Parallel to this, India’s partnership with Israel has expanded in both scale and sophistication. Cooperation spans drones, surveillance systems, missile defence, cyber capabilities and intelligence frameworks. This is not a symbolic relationship. It is institutional and operational. India has strengthened its technological depth through this partnership, enhancing its ability to monitor, deter and respond across multiple theatres.
Afghanistan’s recent signaling that it has no problem with Israel adds another subtle dimension. On the surface, this reflects diplomatic pragmatism. Afghanistan’s current leadership faces economic strain and international isolation, and reducing rhetorical hostility broadens diplomatic space. However, in Pakistan’s security assessment, such signals are not ignored. Even symbolic flexibility alters perceived alignments.
The concern in Islamabad is not that a formal India Israel Afghanistan alliance has emerged. There is no public evidence of structured trilateral coordination. The concern is more structural. If Afghanistan maintains openness toward actors aligned with India, and if India continues to expand its intelligence and technological edge through Israeli collaboration, Pakistan perceives a tightening strategic environment.
Historically, Pakistan has sought to avoid a two front challenge.

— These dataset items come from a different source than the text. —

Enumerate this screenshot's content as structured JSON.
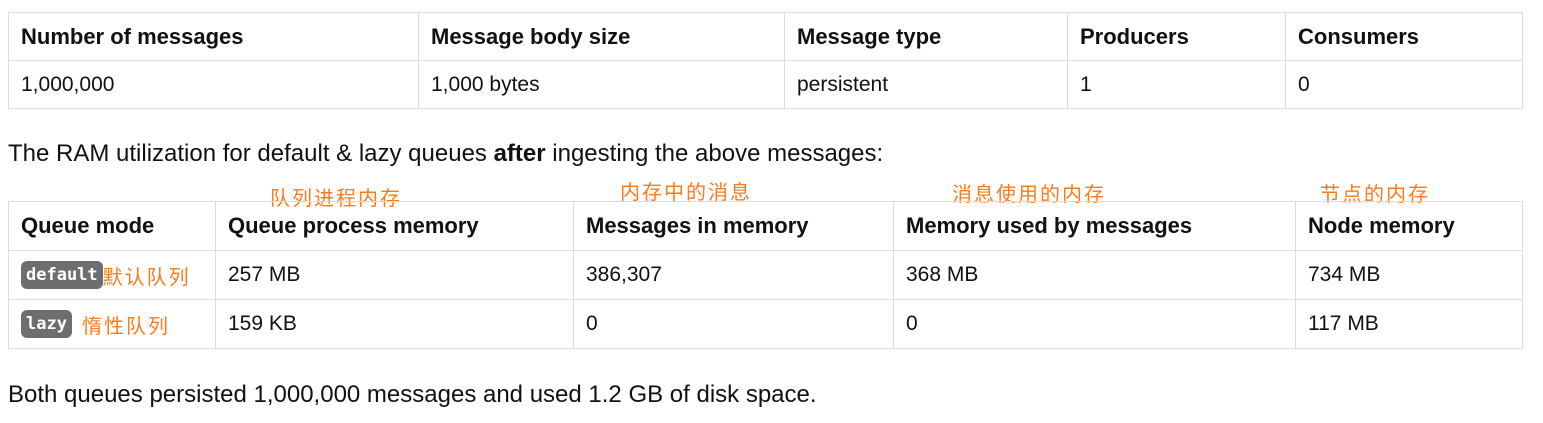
{
  "table1": {
    "headers": [
      "Number of messages",
      "Message body size",
      "Message type",
      "Producers",
      "Consumers"
    ],
    "row": [
      "1,000,000",
      "1,000 bytes",
      "persistent",
      "1",
      "0"
    ]
  },
  "intro": {
    "before": "The RAM utilization for default & lazy queues ",
    "bold": "after",
    "after": " ingesting the above messages:"
  },
  "annotations": {
    "queue_process_memory": "队列进程内存",
    "messages_in_memory": "内存中的消息",
    "memory_used_by_messages": "消息使用的内存",
    "node_memory": "节点的内存"
  },
  "table2": {
    "headers": [
      "Queue mode",
      "Queue process memory",
      "Messages in memory",
      "Memory used by messages",
      "Node memory"
    ],
    "rows": [
      {
        "mode": "default",
        "mode_note": "默认队列",
        "cells": [
          "257 MB",
          "386,307",
          "368 MB",
          "734 MB"
        ]
      },
      {
        "mode": "lazy",
        "mode_note": "惰性队列",
        "cells": [
          "159 KB",
          "0",
          "0",
          "117 MB"
        ]
      }
    ]
  },
  "footer": "Both queues persisted 1,000,000 messages and used 1.2 GB of disk space."
}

The eastern border with India represents a conventional military rivalry. The western frontier, ideally, was expected to remain neutral or at least manageable. When border tensions rise in the west while India strengthens capabilities in the east, and when Pakistan alleges external support networks operating from Afghan territory, the perception of encirclement gains traction within policy circles.
Perception in national security matters because it shapes posture. Border fencing intensifies. Intelligence operations expand. Diplomatic messaging sharpens. Strategic partnerships deepen to offset vulnerabilities. Even absent definitive proof of coordination, states plan against worst case scenarios, not best case assumptions.
At the same time, realism demands caution. Afghanistan today is focused primarily on regime consolidation and economic survival. Open alignment with Israel would carry domestic and regional costs. There are no formal diplomatic relations between Kabul and Tel Aviv. The India Israel partnership, while deep, is primarily bilateral. What exists is not a declared bloc, but overlapping strategic interests operating in a region already marked by mistrust.
Yet South Asia’s history demonstrates that indirect pressure can be as consequential as formal alliances. If anti Pakistan groups continue to find space along the western frontier, and if Islamabad remains convinced that external actors are exploiting that space, tensions will persist regardless of diplomatic rhetoric.
The emerging picture is less about conspiracy and more about geometry. India seeks strategic reach. Afghanistan seeks diplomatic flexibility. Israel sustains defence partnerships. Pakistan seeks insulation from dual front vulnerability. These objectives intersect in ways that generate suspicion, especially during periods of border volatility.
Whether or not a coordinated strategy exists on paper, Pakistan’s growing encirclement concern is becoming a structural factor in its policy thinking. In a region where history weighs heavily on present decisions, structural concerns often drive long term strategy more than episodic events.